En souhaitant cette féminisation, nous voulions faire évoluer le métier de Adel et favoriser à terme la réunification des professions adulaire et notariale
Je rappellerai à ce sujet qu’en 1960, le ministre de la Justice M. Bahnini avait fait remarquer que le Maroc ne pouvait continuer à avoir deux professions différentes en notariat et proposé un projet de loi pour l’unification des notariat moderne et traditionnel, lequel texte, malheureusement, avait été enterré.
Plus tard, en 1994, l’un de ses successeurs, M. Alami Machichi avait cherché à apporter une solution à cette situation de double notariat.
Et le corps professoral des adouls a lui aussi pris position en ce sens à l’occasion de plusieurs congrès successifs.
Que va apporter cette évolution de femme adel ?
La décision en question de Sa Majesté va conforter l’égalité entre l’homme et la femme et mettre en avant la contribution de la femme dans la société. Le terme Adoul n’a pas une traduction précise en langue française, on l’assimile souvent, à tort, aux notaires.
Or les femmes notaires sont nombreuses dans notre pays, alors que le métier de adel vient de leur ouvrir ses portes.
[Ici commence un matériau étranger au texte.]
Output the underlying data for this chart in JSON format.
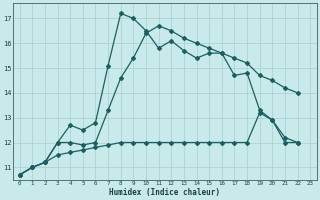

Je reste convaincu que les femmes vont exercer le métier de Adel avec leurs propres visions et en fonctions de leurs propres opinions et convictions et prendront à cœur ce nouveau métier qui leur donne une nouvelle opportunité d’épanouissement. Donc, je vous affirme que nous, adouls, sommes très satisfaits de cette décision qui va permettre à notre profession de s’ouvrir.